Evodia rutaecarpa is commonly used as an anti-inflammatory drug in traditional Chinese medicine. We previously identified four bioactive compounds (dehydroevodiamine (I), evodiamine (II), rutaecarpine (III), and synephrine (IV)) from the ethanol extract of E. rutaecarpa, but their effects and mechanism(s) of action remain unclear. To study the anti-inflammatory potential and the possible underlying mechanism(s), their effects on phorbol-12-myristate-13-acetate (PMA)- and N-formyl-methionyl-leucyl-phenylalanine (fMLP)-induced reactive oxygen species production in neutrophils was studied, as well as lipopolysaccharide (LPS)-induced nitric oxide (NO) production and inducible NO synthetase (iNOS) expression in microglial cells. The ethanol extract of E. rutaecarpa displayed potent antioxidative effects against both PMA- and fMLP-induced reactive oxygen species production in neutrophils (with IC50 values of around 2.7-3.3 microg/ml). Although less potent than the ethanol extract of E. rutaecarpa, compounds I-IV all concentration-dependently inhibited PMA- and fMLP-induced reactive oxygen species production, with compound IV consistently being the most potent agent among these active components.
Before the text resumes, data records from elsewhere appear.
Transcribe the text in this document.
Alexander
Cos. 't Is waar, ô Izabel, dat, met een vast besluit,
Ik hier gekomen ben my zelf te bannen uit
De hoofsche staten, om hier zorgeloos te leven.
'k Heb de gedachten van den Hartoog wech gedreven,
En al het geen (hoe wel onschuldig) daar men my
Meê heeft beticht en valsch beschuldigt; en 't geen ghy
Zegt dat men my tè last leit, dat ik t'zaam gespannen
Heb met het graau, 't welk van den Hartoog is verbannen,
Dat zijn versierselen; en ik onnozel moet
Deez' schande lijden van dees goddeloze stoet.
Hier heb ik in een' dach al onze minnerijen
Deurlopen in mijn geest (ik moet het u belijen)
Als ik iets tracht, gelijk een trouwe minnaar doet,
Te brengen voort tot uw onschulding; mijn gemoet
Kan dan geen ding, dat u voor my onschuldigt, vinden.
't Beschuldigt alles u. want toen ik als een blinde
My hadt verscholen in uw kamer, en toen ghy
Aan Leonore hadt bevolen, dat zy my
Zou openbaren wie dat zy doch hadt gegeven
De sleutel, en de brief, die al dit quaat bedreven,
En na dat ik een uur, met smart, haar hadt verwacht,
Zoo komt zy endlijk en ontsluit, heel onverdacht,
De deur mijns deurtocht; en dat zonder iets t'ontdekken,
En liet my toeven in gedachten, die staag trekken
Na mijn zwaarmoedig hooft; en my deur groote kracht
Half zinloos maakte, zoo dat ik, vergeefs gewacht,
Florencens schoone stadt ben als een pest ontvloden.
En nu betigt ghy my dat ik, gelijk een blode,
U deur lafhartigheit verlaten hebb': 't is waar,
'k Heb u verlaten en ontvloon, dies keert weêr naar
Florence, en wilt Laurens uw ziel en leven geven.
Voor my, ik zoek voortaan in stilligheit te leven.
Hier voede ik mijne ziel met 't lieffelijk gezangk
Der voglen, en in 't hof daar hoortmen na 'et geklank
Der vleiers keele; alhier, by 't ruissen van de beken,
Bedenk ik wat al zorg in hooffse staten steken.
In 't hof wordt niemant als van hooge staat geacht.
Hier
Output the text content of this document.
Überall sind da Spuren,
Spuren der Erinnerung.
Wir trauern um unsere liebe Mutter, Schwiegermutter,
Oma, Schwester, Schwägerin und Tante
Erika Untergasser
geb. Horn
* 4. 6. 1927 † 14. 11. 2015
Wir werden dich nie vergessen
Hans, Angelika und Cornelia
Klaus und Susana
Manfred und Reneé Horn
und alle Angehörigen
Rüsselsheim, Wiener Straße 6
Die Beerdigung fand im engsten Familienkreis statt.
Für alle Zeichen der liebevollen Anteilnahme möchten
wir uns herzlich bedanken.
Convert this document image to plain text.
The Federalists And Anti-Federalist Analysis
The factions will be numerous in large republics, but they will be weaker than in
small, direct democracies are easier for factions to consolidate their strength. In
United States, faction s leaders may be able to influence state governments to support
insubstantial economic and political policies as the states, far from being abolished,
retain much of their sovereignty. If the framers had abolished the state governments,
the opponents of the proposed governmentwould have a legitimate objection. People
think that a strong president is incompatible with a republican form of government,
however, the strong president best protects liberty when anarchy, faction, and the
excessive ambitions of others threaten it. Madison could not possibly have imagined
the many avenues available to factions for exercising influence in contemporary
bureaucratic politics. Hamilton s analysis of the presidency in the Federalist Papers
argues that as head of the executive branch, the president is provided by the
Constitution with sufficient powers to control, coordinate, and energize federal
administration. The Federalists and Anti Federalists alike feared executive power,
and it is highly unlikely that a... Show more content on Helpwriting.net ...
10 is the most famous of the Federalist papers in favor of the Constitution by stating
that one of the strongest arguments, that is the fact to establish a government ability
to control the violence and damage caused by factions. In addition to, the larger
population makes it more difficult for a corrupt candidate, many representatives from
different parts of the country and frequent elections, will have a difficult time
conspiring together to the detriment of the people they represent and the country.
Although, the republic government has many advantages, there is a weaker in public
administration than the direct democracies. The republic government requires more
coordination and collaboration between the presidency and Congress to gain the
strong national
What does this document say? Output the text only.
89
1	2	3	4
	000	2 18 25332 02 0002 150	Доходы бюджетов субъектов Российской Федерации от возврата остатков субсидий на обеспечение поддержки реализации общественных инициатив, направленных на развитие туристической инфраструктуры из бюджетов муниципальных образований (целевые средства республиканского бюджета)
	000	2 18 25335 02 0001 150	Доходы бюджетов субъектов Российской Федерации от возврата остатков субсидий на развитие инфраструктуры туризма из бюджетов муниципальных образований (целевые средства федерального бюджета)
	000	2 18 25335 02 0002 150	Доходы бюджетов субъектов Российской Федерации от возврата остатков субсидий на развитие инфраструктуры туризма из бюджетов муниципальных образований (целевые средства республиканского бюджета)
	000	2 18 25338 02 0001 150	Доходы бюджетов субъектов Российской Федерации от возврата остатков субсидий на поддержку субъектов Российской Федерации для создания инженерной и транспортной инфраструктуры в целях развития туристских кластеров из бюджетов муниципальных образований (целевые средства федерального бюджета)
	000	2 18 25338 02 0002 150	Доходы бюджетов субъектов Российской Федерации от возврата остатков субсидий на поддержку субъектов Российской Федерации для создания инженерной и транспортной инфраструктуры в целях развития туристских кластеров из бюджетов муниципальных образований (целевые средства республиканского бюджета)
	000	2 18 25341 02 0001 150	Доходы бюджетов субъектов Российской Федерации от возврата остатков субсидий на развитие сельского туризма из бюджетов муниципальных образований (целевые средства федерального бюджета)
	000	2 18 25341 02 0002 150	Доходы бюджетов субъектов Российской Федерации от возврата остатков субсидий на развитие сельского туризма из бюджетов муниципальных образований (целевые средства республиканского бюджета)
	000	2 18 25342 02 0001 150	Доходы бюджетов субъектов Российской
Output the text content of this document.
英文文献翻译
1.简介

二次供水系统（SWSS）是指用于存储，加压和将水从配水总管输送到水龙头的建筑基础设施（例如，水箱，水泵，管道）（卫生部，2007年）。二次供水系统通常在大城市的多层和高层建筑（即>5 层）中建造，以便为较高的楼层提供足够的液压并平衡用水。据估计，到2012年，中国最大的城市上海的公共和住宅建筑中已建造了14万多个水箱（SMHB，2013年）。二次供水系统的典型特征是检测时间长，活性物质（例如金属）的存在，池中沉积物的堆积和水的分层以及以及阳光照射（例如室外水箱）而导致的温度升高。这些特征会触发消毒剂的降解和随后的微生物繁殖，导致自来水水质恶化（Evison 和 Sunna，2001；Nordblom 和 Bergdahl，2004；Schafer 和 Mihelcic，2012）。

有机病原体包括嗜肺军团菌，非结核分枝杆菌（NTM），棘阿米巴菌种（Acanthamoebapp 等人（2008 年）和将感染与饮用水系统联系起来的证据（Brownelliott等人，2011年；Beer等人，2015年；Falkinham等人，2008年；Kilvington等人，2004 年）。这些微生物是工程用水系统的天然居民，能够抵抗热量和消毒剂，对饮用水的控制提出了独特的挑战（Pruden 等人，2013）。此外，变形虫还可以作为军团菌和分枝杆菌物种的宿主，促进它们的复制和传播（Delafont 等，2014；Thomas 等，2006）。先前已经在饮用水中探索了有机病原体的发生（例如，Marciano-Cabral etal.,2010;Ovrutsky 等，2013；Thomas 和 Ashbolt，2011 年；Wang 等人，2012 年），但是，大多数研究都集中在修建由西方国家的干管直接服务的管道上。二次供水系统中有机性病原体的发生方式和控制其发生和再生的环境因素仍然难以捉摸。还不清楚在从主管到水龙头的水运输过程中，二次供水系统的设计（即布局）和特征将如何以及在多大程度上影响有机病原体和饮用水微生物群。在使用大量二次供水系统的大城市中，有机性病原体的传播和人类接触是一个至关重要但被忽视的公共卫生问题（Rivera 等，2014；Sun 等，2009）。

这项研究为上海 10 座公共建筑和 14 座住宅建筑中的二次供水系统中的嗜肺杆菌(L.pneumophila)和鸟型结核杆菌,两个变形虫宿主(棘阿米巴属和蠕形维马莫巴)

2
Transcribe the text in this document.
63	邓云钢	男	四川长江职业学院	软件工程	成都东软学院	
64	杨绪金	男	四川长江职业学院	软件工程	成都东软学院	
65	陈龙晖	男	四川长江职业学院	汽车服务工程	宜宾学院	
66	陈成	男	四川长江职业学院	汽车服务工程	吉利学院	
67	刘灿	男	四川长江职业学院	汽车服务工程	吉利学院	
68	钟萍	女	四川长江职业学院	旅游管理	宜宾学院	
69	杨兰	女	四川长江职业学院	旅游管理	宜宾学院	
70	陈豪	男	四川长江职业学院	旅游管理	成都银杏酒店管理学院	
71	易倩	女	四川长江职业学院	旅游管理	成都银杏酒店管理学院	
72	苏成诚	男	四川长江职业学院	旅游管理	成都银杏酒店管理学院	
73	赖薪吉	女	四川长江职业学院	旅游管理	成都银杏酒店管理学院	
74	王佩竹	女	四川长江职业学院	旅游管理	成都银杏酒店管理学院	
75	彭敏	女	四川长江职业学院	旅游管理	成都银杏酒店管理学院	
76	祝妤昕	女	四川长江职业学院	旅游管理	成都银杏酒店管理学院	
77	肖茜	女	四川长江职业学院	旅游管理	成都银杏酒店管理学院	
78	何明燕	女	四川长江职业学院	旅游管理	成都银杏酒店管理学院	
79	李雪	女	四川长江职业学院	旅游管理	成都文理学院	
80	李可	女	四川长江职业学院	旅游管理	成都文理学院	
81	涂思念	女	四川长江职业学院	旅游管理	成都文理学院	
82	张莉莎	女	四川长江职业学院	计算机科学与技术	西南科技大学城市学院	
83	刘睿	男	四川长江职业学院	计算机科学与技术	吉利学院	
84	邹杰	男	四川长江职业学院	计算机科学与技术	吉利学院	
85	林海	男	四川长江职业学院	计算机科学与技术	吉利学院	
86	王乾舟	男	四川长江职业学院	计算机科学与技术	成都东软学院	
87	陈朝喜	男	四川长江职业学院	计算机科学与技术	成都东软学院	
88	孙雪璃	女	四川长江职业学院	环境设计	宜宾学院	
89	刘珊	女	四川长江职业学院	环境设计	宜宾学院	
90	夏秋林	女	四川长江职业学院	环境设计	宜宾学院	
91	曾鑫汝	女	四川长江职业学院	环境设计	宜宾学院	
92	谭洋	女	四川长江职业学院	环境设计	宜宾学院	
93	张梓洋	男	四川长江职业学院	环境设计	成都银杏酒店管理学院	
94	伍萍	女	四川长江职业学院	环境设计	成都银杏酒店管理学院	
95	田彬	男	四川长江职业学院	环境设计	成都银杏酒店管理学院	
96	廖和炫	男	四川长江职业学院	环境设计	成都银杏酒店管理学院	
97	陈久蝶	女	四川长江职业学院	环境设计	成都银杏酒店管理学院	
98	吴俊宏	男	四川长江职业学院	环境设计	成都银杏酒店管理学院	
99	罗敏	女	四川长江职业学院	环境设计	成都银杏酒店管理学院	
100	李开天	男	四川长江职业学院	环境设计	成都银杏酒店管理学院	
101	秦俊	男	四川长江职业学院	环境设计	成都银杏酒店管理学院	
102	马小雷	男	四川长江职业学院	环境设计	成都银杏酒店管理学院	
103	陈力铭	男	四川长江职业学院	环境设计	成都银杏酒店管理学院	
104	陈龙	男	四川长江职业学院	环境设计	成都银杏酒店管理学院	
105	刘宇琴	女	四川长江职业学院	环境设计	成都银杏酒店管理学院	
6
The antioxidative effects of the ethanol extract of E. rutaecarpa and these compounds were partially due to inhibition (10%-33%) of NADPH oxidase activity, a predominant reactive oxygen species-producing enzyme in neutrophils, and to a minor extent to their direct radical-scavenging properties. The ethanol extract of E. rutaecarpa also inhibited LPS-induced NO production (with an IC50 of around 0.8 microg/ml) and iNOS upregulation in microglial cells that was partially mimicked by compounds I, II, and III, but not compound IV. Our results suggest that the ethanol extract of E. rutaecarpa and its four bioactive components all exhibited anti-inflammatory activities which could be partially explained by their different potentials for inhibiting NADPH oxidase-dependent reactive oxygen species and/or iNOS-dependent NO production in activated inflammatory cells.